During intense activity carbon dioxide and lactic acid build up, causing the body’s pH level to decline (becoming more acidic).  A decrease in pH level hinders performance through muscle fatigue and is correlated with an increase in hydrogen ions. Hydrogen ion build-up cause an atrophy in  peak power, overall strength, endurance, training capacity, and anaerobic threshold.

Sodium Citrate

Food SourceFruits, Berries, Citrus, Soft Drinks, and Ice Cream (as a flavoring agent or a preservative)

Blood interaction causes Sodium Citrate to break down into Sodium Bicarbonate. This provides us with the benefits Sodium Bicarbonate has to offer against muscle fatigue through decreasing pH levels.

Where Sodium Bicarbonate seems to benefit short bursts of highly intense activity, Sodium Citrate seems to benefit high intense endurance based exercises that last anywhere from 2-15 minutes.
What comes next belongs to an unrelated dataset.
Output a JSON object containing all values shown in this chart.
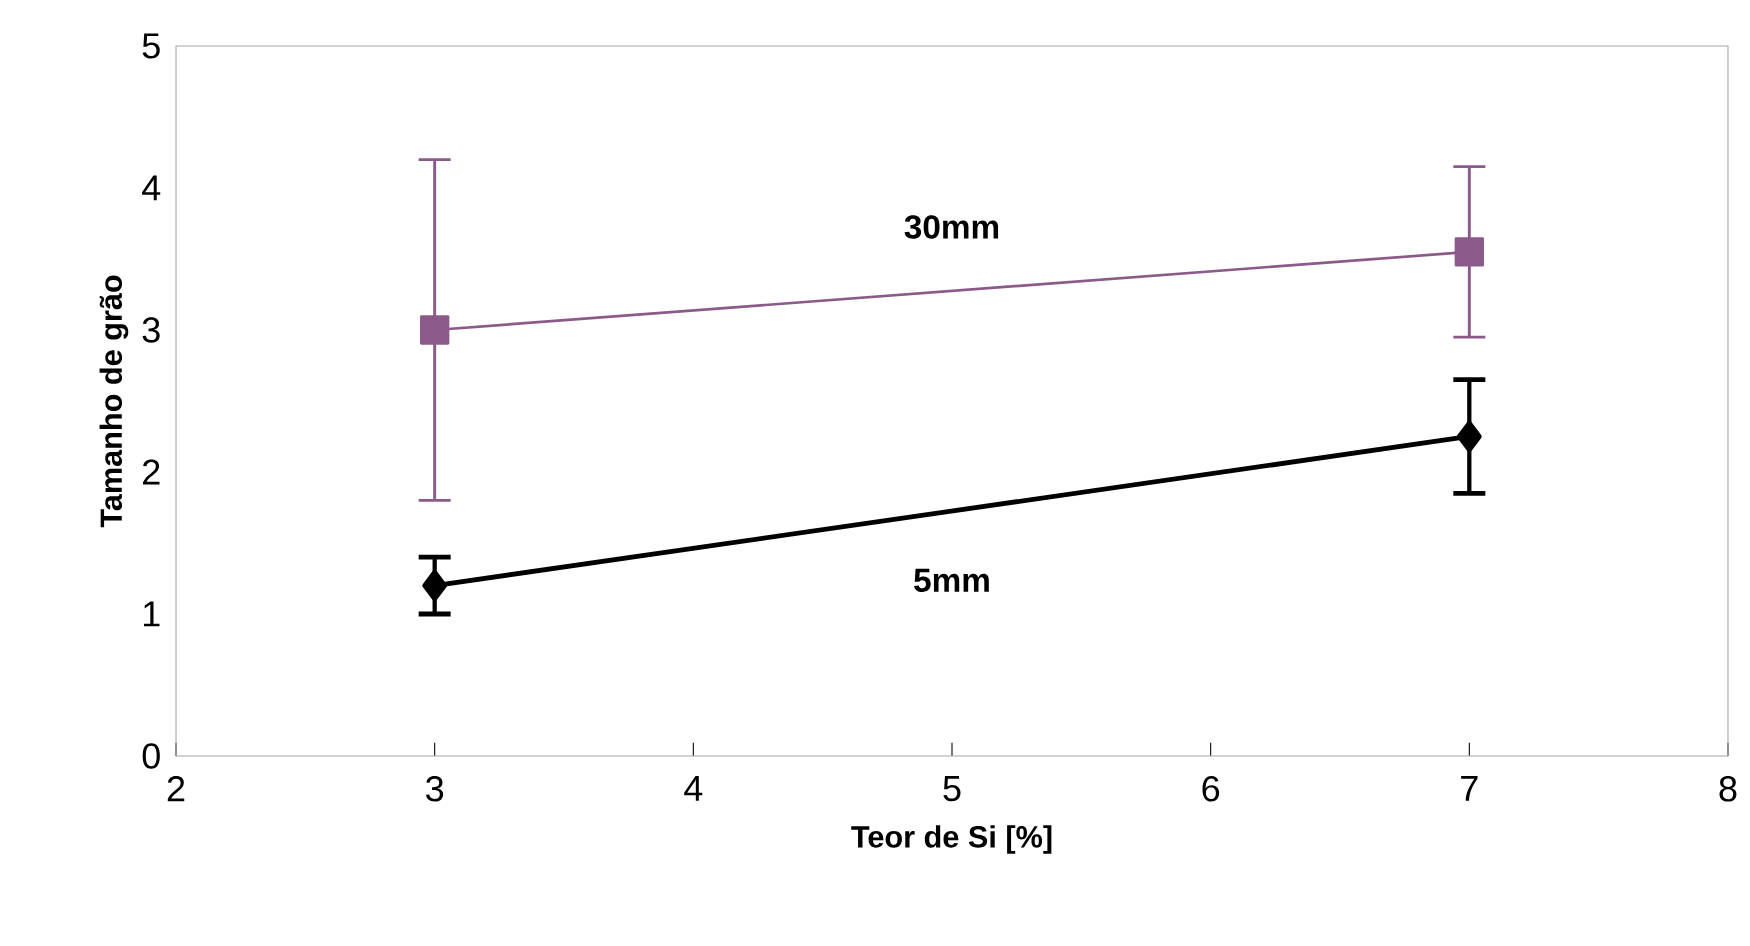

Studies Proving Significant

2013 Additive effects of beta-alanine and sodium bicarbonate on upper-body intermittent performance.
Dosage: Sodium Bicarbonate 500 mg/kg and Beta-Alanine 6.4g
Method: 37  Judo and Jujutsu competitors completed four 30 second high-intensity intermittent upper-body Wingate tests, separated by 3 min.
Results: Total Work Done

  • Placebo + Placebo =0%
  • Beta-Alanine + Placebo = +7%
  • Sodium Bicarbonate + Placebo = +8%
  • Sodium Bicarbonate + Beta-Alanine = +14%

Combining the buffering abilities of both sodium bicarbonate and beta-alanine significantly enhanced high-intensity intermittent upper-body performance in athletes by 14%.
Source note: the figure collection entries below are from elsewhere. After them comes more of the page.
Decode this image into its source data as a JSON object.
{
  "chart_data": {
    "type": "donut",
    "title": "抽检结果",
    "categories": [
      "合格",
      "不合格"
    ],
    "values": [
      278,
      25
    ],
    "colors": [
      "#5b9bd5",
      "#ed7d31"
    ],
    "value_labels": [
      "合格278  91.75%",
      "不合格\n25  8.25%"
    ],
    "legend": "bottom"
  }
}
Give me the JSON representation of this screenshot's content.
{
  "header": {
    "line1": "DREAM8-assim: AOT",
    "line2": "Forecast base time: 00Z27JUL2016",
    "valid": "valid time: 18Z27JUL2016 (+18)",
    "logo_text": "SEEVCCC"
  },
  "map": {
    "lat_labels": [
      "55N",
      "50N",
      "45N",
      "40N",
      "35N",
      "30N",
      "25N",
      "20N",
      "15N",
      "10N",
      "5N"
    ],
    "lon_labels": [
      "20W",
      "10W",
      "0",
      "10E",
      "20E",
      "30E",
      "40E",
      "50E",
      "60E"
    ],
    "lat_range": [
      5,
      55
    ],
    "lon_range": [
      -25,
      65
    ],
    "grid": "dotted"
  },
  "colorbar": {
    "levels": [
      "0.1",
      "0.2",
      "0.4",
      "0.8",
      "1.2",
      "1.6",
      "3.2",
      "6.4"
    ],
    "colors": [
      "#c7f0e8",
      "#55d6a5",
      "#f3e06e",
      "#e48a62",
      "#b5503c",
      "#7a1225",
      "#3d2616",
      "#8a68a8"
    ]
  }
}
2012 The effects of serial and acute NaHCO3 loading in well-trained cyclists.
Dosage: Serial loading (split doses over 3 days) vs acute loading (all on one day).
Method: 8 male cyclists completed a 4-minute performance test on a cycling ergometer.
Results: Both loading methods of sodium bicarbonate produced a significantly higher average power output than the placebo.
2008 Sodium bicarbonate improves swimming performance.
Dosage: Sodium Bicarbinate 300 mg/kg
Method: 9 elite male swimmers completed 3 200m freestyle swims testing maximal effort swimming performance.
Results: 200m Swim times were significantly faster with sodium bicarbonate supplementation.
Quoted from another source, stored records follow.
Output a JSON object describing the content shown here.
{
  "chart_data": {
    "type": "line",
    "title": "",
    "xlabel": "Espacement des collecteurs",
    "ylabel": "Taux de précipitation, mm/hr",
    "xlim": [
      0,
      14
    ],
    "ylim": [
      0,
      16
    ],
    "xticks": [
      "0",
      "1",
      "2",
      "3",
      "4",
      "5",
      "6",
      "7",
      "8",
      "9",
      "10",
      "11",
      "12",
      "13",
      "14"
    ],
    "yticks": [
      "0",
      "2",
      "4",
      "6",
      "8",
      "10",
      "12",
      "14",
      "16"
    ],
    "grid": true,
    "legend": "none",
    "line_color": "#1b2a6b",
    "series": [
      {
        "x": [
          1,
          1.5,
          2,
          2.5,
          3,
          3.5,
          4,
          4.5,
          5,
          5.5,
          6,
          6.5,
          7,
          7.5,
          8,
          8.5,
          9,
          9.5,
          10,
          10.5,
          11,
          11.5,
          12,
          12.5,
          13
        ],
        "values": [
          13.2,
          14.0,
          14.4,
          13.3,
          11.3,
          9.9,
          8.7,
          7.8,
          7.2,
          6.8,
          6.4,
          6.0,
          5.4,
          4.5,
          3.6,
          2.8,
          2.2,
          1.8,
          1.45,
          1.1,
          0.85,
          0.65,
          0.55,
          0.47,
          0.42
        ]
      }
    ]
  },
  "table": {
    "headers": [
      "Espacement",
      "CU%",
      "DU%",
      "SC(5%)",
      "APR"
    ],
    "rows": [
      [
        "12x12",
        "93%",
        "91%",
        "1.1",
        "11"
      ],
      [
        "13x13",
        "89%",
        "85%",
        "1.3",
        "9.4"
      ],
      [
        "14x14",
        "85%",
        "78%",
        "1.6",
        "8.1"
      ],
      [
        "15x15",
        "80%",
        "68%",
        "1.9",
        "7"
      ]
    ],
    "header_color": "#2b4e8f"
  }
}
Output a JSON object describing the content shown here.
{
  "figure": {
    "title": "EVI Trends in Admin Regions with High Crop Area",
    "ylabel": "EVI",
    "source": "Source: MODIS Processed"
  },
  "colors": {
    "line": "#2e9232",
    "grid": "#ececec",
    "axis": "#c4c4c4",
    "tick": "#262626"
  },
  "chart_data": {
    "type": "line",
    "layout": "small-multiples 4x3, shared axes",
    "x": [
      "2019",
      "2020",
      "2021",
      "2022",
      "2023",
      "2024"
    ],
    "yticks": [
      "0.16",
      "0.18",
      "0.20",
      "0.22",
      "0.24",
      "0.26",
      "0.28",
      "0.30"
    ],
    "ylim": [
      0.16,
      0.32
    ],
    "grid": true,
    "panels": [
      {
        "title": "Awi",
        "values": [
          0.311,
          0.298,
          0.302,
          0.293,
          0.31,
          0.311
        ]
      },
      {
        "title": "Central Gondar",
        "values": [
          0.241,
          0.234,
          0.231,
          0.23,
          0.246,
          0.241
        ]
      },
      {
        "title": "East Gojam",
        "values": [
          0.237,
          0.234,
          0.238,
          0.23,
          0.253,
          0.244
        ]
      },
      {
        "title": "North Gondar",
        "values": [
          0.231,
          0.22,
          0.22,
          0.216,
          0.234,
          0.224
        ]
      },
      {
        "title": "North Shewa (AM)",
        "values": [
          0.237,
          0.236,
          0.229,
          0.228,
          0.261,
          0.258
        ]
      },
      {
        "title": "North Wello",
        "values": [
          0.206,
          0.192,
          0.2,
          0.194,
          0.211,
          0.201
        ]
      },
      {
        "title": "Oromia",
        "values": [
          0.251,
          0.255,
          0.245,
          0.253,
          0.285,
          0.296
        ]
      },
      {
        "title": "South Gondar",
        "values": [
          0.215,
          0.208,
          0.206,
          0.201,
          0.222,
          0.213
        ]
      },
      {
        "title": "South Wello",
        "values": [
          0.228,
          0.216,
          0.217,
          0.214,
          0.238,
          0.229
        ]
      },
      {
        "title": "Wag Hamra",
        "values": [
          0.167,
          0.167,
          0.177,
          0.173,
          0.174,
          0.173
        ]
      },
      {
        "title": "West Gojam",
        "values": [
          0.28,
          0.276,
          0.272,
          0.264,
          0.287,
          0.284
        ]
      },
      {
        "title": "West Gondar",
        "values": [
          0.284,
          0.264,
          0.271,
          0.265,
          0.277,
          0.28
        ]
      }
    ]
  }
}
Studies Proving Non-Significant

2013 Effect of lactate supplementation and sodium bicarbonate on 40 km cycling time trial performance.
Dosage: Sodium Bicarbonate 21.5 mg/kg – 300mg/kg
Method: 7 recreationally active males completed 5 40 km cycling time trials.
Results: There was no significant difference between the various doses of sodium bicarbonate and the placebo.
2010 Increased blood pH but not performance with sodium bicarbonate supplementation in elite rugby union players.
Dosage: Sodium Bicarbinate 300 mg/kg
Method: 25 male rugby players participated in a 25 minute warm-up, followed by 9 minutes of high-intensity rugby-specific training, followed by a rugby-specific repeated-sprint test.
Results: There was no increase in exercise performance. A greater sense of stomach cramps, belching, stomachache, bowel urgency, diarrhea, vomiting, stomach bloating, and flatulence was reported.